雲門和尚の杖 2/3話(出典:碧巌録第六十則「雲門拄杖子」)

雲門和尚の得意技はたくさんありますが、杖を使った説法もそのひとつでした。

実際に彼が杖を掲げると禅の偉大なるハタラキが現れて、人々を悩みや苦しみから救ったといいます。

芭蕉和尚は言いました。
「禅坊主の真骨頂ってヤツは、まさにこの杖の先にあるのだ!!」

永嘉和尚も言いました。
「この杖は禅僧のコスチュームのひとつとして形式的に持っているだけの棒ではない。これこそがまさに如来の宝杖なのであって、これを使うことで如来の奇跡を追体験できる素晴らしいアイテムなのだ!!」

はるかな昔、燃燈仏という名の如来が出現していた時代のこと、燃燈仏が町に来ているという話を聞いた少年が見に行ってみると、仏の通り道に水たまりがあるのが目に入りました。

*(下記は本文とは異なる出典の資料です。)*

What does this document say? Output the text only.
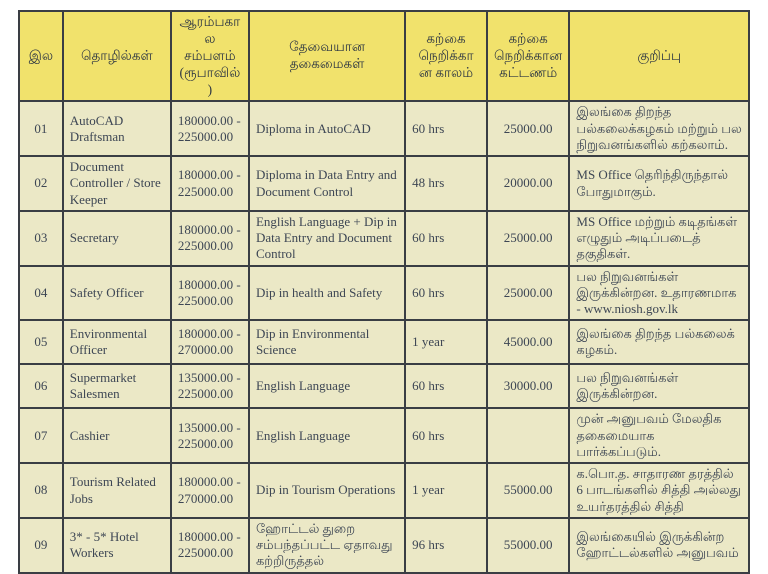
இல	தொழில்கள்	ஆரம்பகால சம்பளம் (ரூபாவில்)	தேவையான தகைமைகள்	கற்கை நெறிக்கான காலம்	கற்கை நெறிக்கான கட்டணம்	குறிப்பு
01	AutoCAD Draftsman	180000.00 - 225000.00	Diploma in AutoCAD	60 hrs	25000.00	இலங்கை திறந்த பல்கலைக்கழகம் மற்றும் பல நிறுவனங்களில் கற்கலாம்.
02	Document Controller / Store Keeper	180000.00 - 225000.00	Diploma in Data Entry and Document Control	48 hrs	20000.00	MS Office தெரிந்திருந்தால் போதுமாகும்.
03	Secretary	180000.00 - 225000.00	English Language + Dip in Data Entry and Document Control	60 hrs	25000.00	MS Office மற்றும் கடிதங்கள் எழுதும் அடிப்படைத் தகுதிகள்.
04	Safety Officer	180000.00 - 225000.00	Dip in health and Safety	60 hrs	25000.00	பல நிறுவனங்கள் இருக்கின்றன. உதாரணமாக - www.niosh.gov.lk
05	Environmental Officer	180000.00 - 270000.00	Dip in Environmental Science	1 year	45000.00	இலங்கை திறந்த பல்கலைக் கழகம்.
06	Supermarket Salesmen	135000.00 - 225000.00	English Language	60 hrs	30000.00	பல நிறுவனங்கள் இருக்கின்றன.
07	Cashier	135000.00 - 225000.00	English Language	60 hrs		முன் அனுபவம் மேலதிக தகைமையாக பார்க்கப்படும்.
08	Tourism Related Jobs	180000.00 - 270000.00	Dip in Tourism Operations	1 year	55000.00	க.பொ.த. சாதாரண தரத்தில் 6 பாடங்களில் சித்தி அல்லது உயர்தரத்தில் சித்தி
09	3* - 5* Hotel Workers	180000.00 - 225000.00	ஹோட்டல் துறை சம்பந்தப்பட்ட ஏதாவது கற்றிருத்தல்	96 hrs	55000.00	இலங்கையில் இருக்கின்ற ஹோட்டல்களில் அனுபவம்
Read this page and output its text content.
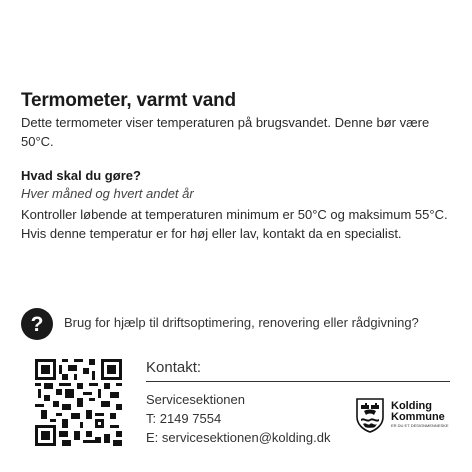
Termometer, varmt vand
Dette termometer viser temperaturen på brugsvandet. Denne bør være 50°C.
Hvad skal du gøre?
Hver måned og hvert andet år
Kontroller løbende at temperaturen minimum er 50°C og maksimum 55°C. Hvis denne temperatur er for høj eller lav, kontakt da en specialist.
? Brug for hjælp til driftsoptimering, renovering eller rådgivning?
Kontakt:
Servicesektionen
T: 2149 7554
E: servicesektionen@kolding.dk
Kolding
Kommune
ER DU ET DESIGNMENNESKE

少年は飛び出していくと泥水の中に横たわり、束ねていた長い髪をほどいて水たまりを覆って言いました。
「どうぞ遠慮なく踏んでお通りくださいませ!!」

それを見た燃燈仏は少年の殊勝な態度に感心し、「この場所に寺を建てなければならんな。」と言いました。

それを聞いた少年は近くに落ちていた草を泥水の中に突き立てて、「ハイ! この通りお寺を建立いたしました!!」と言ったとか。

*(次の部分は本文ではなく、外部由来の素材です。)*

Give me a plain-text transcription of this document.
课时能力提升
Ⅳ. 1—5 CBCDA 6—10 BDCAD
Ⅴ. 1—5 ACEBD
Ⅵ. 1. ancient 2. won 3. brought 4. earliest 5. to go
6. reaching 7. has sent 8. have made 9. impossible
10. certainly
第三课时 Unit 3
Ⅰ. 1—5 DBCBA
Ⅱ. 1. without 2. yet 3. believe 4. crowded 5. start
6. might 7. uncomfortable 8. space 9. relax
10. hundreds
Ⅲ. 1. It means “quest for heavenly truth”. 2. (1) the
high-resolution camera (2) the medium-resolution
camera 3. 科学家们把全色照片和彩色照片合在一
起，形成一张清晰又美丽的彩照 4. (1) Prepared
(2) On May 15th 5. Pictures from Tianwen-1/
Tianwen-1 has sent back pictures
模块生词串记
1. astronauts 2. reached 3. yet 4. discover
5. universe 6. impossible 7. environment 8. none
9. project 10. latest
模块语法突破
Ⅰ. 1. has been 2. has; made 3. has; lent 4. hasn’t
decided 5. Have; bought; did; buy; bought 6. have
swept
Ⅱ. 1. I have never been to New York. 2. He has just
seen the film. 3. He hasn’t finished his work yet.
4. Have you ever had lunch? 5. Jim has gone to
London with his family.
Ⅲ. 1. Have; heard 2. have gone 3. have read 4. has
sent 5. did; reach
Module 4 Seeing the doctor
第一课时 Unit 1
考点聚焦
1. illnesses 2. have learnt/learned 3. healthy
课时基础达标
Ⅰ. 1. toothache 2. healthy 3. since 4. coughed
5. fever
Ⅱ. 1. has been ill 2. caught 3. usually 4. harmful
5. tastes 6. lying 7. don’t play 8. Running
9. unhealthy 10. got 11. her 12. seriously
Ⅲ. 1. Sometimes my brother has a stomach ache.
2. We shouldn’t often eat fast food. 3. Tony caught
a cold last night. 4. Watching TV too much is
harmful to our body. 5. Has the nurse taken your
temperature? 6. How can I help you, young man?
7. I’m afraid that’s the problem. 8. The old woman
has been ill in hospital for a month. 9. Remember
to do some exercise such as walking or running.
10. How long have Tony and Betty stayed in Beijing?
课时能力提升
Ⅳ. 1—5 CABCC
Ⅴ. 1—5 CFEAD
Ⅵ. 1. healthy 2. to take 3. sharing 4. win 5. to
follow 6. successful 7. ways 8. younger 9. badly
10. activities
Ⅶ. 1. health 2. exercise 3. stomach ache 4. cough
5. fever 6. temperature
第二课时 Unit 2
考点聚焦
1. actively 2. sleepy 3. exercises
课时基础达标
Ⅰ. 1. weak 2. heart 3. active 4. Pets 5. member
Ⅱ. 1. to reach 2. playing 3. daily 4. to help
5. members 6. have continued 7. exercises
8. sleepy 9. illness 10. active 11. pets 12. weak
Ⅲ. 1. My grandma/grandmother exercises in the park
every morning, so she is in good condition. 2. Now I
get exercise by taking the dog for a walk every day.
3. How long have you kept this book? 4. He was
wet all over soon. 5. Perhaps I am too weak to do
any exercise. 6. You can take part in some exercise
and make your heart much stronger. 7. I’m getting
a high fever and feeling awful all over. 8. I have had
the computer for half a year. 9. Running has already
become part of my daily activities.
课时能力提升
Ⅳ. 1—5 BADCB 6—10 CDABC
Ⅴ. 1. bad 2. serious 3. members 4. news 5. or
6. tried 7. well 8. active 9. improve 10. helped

で、それを聞いた燃燈仏は少年に対して「オマエは未来の世において仏となるであろう」と予言したという話。

ここで皆さんに質問です。
いったい何でそういうことになるのでしょうか?

とある禅師は言いました。
「棒で殴られて悟りを得る! 怒鳴りつけられたら受け止める!」

・・・さて、いったい何を受け止めるというのでしょうか?

まぁ今どきの修行者であれば「杖とはいったいどのようなものか?」と尋ねられたとしても、宙返りをするか手を打ってみせるかぐらいが関の山でしょうけれども、元気の無駄遣いという他はありませんね。

このエピソードに関し、雪竇和尚は次のようなポエムを詠みました。

杖が天地を呑み込んでしまった!
雪解け水が押し寄せた、などと言うんじゃないぞ!
登竜門を登り切ると龍になれるけど、別に雲に乗りたいわけじゃない。
登竜門を登りきれなかった連中だって、まだまだやる気は残っているのだ。

私は雪竇和尚がこのポエムを弟子たちの前で発表するところをリアルタイムで聴いていたのですが、師匠はここまで詠んだところで弟子たちに向かって言いました。

「・・・というわけだが、わかったか!?
まずは胸中のわだかまりを全部捨ててサッパリすることだ!
もうそれ以上ジタバタすることは許さん!
本当は棒で百五十回殴るところだが、今回は七十二回で許してやろう!!」

そういうと雪竇和尚は杖をつかんで演台から飛び降りてきました。